異世界に転生したのでとりあえずギルドで最高ランク目指します

りゅうや

遮る、そして質問の意味

 
 しかし彼女の答えに異議を唱える者が二人。

「だーかーらー、話が理解出来ないなら黙ってろって!見てたやつが、持っていたと証言してるんだから、それが事実に決まってるだろ」
「貴様らが幾ら足掻こうが、幾ら下手な言葉を紡ごうが、あった事実までは変えられん。そこの、言葉を理解出来ないその獣を下げろ。不快だ」

 サヘルは俺に向かって告げる。
 確かにその通りだ。後半の部分はどうでも良いが、彼女が何を得たいのか。さっきの言葉の意味はなんなのか。
 そこがさっぱりだ。

「ニーナ」

 ゆっくりと彼女はこちらを振り返る。
 さっき彼女が言ったことを思い出す。“ その方が言ったは最後に被告が持っていたというだけです。それが今回の盗まれた物だという証明は、まだされていません”。
 これの意味を単純に考えると…… 

「気にしないくて良い。続けて」
「……はい!」

  彼女は笑顔を浮かべて返事をしてくれる。

「おい!お前ら、これ以上に、公判をめちゃくちゃにする気か!」
「法生司長!あの獣風情共の戯言など、もうどうでも良かろう!さっさと判決を下せ!」
「そうですね。貴公等の質疑には、今公判には無関係であると判断。被告人は、サヘル・トライスチレム・ボワン伯爵の使者、へーネル・トレ氏から預かり受けた頸鉄鎖(ペンダント)を略奪、加えて暴行。また、被告人の犯行の加担に加え、多くの民衆に残虐非道を働いた“アズマ・キリサキ”。

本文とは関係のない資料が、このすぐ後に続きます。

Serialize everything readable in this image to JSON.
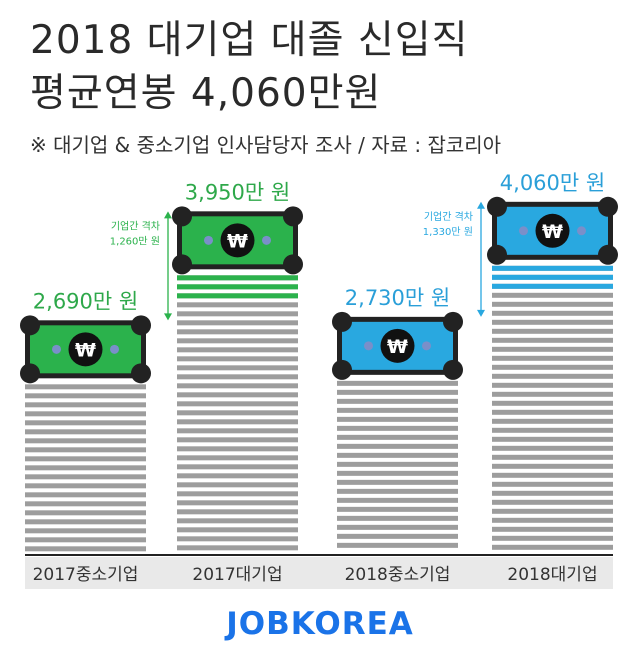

当両名に判決を──」

 相当気に喰わなかったらしく、サヘルが公判を終わらせようとする。
 なのでこの法廷の内側を完全に氷で覆う。
 うん、細かく操るのはまだ難しいが、この程度ならちょっと誤差は起こるけど使えるな。
 高さが二メートルほど伸びたり、先が鋭利な氷柱がまばらに生えているくらいの誤差だ。

「「貴様っ!」」

 内側にいた二名の門番が、武器で脅しながら俺の前と横に立つ。
 さっきは反応しなかったのに、今回は動く。単に反応出来なかったか、それとも何か別のことがきっかけになっているのか。

「判決はまだ早い」
「……これはどういうつもりですかな?判決の邪魔は、許されざる行為です」
「確かに邪魔をしたのは、悪いと思っている。だが、判決はまだ早い」
「…………であると言うのであれば、それが正しいと示せるのですか?」
「そうだな…さっき彼女が言ったこと、“最後に被告が持っていただけ”。その通りの事実じゃないのか?」
「事実を告げた証言。それを否定しても、結果は変わらない。それでも目を逸らし、無駄な言葉を紡ぐ。それは、無意味な事だ」
証言で・・・述べられたのは、事実だろう。だが、それが“どこからか”までは、述べられていない」

 その言葉にへーネルがわずかに反応した。
 考え直してみて、ようやく理解が間に合った。ニーナの言葉の意味。

「答えは、まだちゃんと出てない。これじゃあ、足りないか?」
「…………分かりました。では、公判を再開──」
「それはならん」

 納得させられたと思いきや、まだ難癖をつけたい様だ。